А самолет все летит, летит. Куда же теперь? Не то в Меделин, не то в золотую Букарамангу. Пройдут еще два или три денька, мелькнет еще несколько аэропортов, и наконец-то, давно пора, чаша полна почти до края, нас ждет тишайшая Коста-Рика, возможность выдохнуть лишний воздух, очнуться, опомниться – перед тем как возвратиться из праздника в жизнь.
Мне повезло. В таком путешествии важно иметь хорошего спутника. Еще в Москве мы нашли друг друга, в первый же миг, как свели знакомство. Владимир Андреевич Замков приковывал взгляд уже своей внешностью. Нахмуренный. Плечистый. Приземистый, возможно, от своей коренастости – был-то он выше среднего роста. Черная круглая повязка на мертвом глазу его делала схожим не то с пиратом из южных морей, не то с героическим адмиралом, разбившим французов у Трафальгара – в зависимости от ваших симпатий.

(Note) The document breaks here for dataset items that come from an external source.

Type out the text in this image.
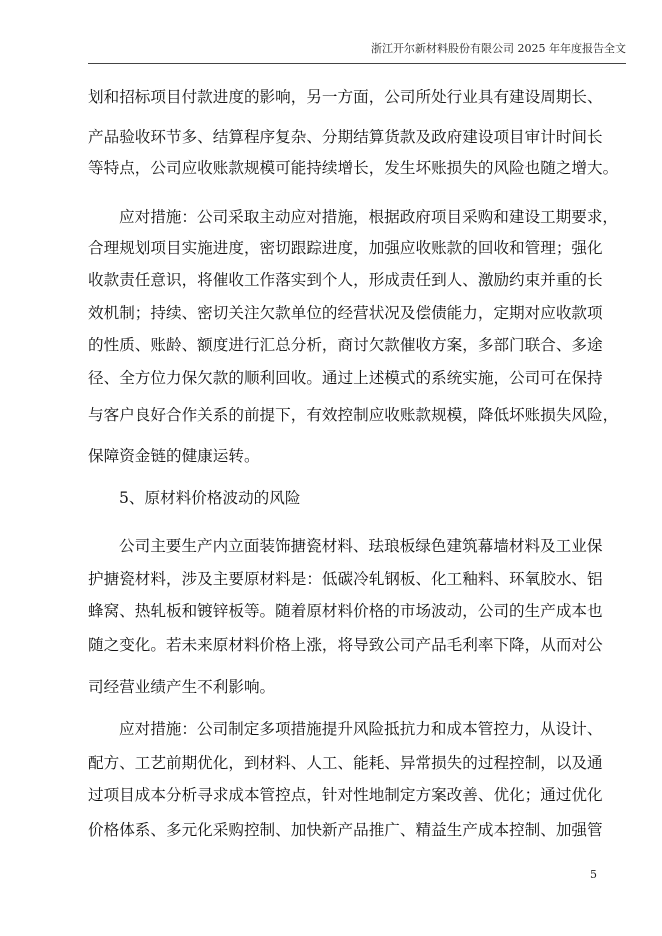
浙江开尔新材料股份有限公司 2025 年年度报告全文
划和招标项目付款进度的影响，另一方面，公司所处行业具有建设周期长、
产品验收环节多、结算程序复杂、分期结算货款及政府建设项目审计时间长
等特点，公司应收账款规模可能持续增长，发生坏账损失的风险也随之增大。
应对措施：公司采取主动应对措施，根据政府项目采购和建设工期要求，
合理规划项目实施进度，密切跟踪进度，加强应收账款的回收和管理；强化
收款责任意识，将催收工作落实到个人，形成责任到人、激励约束并重的长
效机制；持续、密切关注欠款单位的经营状况及偿债能力，定期对应收款项
的性质、账龄、额度进行汇总分析，商讨欠款催收方案，多部门联合、多途
径、全方位力保欠款的顺利回收。通过上述模式的系统实施，公司可在保持
与客户良好合作关系的前提下，有效控制应收账款规模，降低坏账损失风险，
保障资金链的健康运转。
5、原材料价格波动的风险
公司主要生产内立面装饰搪瓷材料、珐琅板绿色建筑幕墙材料及工业保
护搪瓷材料，涉及主要原材料是：低碳冷轧钢板、化工釉料、环氧胶水、铝
蜂窝、热轧板和镀锌板等。随着原材料价格的市场波动，公司的生产成本也
随之变化。若未来原材料价格上涨，将导致公司产品毛利率下降，从而对公
司经营业绩产生不利影响。
应对措施：公司制定多项措施提升风险抵抗力和成本管控力，从设计、
配方、工艺前期优化，到材料、人工、能耗、异常损失的过程控制，以及通
过项目成本分析寻求成本管控点，针对性地制定方案改善、优化；通过优化
价格体系、多元化采购控制、加快新产品推广、精益生产成本控制、加强管
5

Он был мужчиной добротной выделки – сыном прославленной Веры Мухиной. Отцом его был известный врач, бесспорно, талантливый человек, хотя и не без авантюрной жилки. Он еще в первой трети столетия замыслил осчастливить наш род и воплотить его фаустов сон о вечной неуходящей юности. Предложенное волшебное средство было осмеяно, признано снадобьем выжившего чудом алхимика, однако же имя его запомнилось. Во всяком случае, скопидомам и крохоборам вроде меня, не устававшим грузить свой ларец разными сведениями и именами. А впрочем, кто знает, что нам понадобится? Однажды я встретил Замкова-младшего.
Ширококостный и крупнотелый, грузный немногоречивый шатен, с руками неутомимого лепщика, с могучим туловом – был он в мать. Я сразу невольно переиначил хрестоматийную строчку Гете – надеюсь, простится мне эта дерзость – “Von Mutter hab’ich die Statur”. Не только Statur. Еще и призвание.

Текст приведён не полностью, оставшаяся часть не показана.